The following year A-fa was baptised and thus began his career of writing, exhorting and preaching which only ended with his death at Honam, a Canton suburb, in 1855.
About the year 1828, he opened a school in his home district. Associated with him and probably bearing most of the teaching duties was one of his recent converts, the schoolmaster Kwu Tin-ching. This school was the first organised by a Chinese Protestant Christian in China. It was, however, not a success.
Parents did not wish their sons to be associated with teachers who had acquired strange ideas from foreigners. The school was soon closed. It was charged that it taught foreign ideas and its purpose was to undermine Chinese tradition so that the foreign powers might more easily impose their will on China.

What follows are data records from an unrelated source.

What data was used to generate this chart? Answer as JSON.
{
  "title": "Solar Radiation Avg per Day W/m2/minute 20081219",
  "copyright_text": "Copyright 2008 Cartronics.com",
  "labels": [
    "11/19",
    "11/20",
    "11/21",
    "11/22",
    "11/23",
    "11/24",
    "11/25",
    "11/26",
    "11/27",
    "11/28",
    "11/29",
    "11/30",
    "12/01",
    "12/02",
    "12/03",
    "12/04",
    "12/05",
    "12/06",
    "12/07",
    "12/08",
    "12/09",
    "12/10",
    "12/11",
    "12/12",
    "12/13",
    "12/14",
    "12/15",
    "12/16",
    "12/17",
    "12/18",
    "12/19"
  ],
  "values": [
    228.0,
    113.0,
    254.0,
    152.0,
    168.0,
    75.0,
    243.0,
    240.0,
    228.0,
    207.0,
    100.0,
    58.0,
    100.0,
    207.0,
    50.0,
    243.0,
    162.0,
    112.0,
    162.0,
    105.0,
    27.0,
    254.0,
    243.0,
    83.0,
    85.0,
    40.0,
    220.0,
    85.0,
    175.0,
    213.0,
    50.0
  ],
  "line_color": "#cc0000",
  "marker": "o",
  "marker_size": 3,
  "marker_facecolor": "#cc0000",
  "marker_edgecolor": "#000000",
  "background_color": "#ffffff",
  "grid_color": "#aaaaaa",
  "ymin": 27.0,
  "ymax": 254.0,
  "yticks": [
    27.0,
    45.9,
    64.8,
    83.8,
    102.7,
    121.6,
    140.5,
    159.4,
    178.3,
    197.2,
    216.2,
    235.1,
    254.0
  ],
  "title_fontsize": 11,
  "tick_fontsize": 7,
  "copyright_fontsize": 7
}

One of the results of this educational venture was a small catechism he wrote to be used in the school. It was another of A-fa's books, however, that proved to be an important factor in influencing the course of Chinese history.
In 1843 Liang A-fa and a helper distributed thousands of tracts to the candidates for the official literary examination being held at Canton. One of the candidates was Hung Hsiu-chuan, the future leader of the Taiping Rebellion which almost succeeded in unseating the Manchu dynasty in the middle years of the nineteenth century. Hung paid no attention to the pamphlet he had received, as an examinee he had more weighty cares on his mind. He took it home after the examination, put it in a cupboard and forgot about it.
Some years later after another unsuccessful try at the examination, Hung experienced strange dreams and visions. One day a relative called his attention to Liang A-fa's book.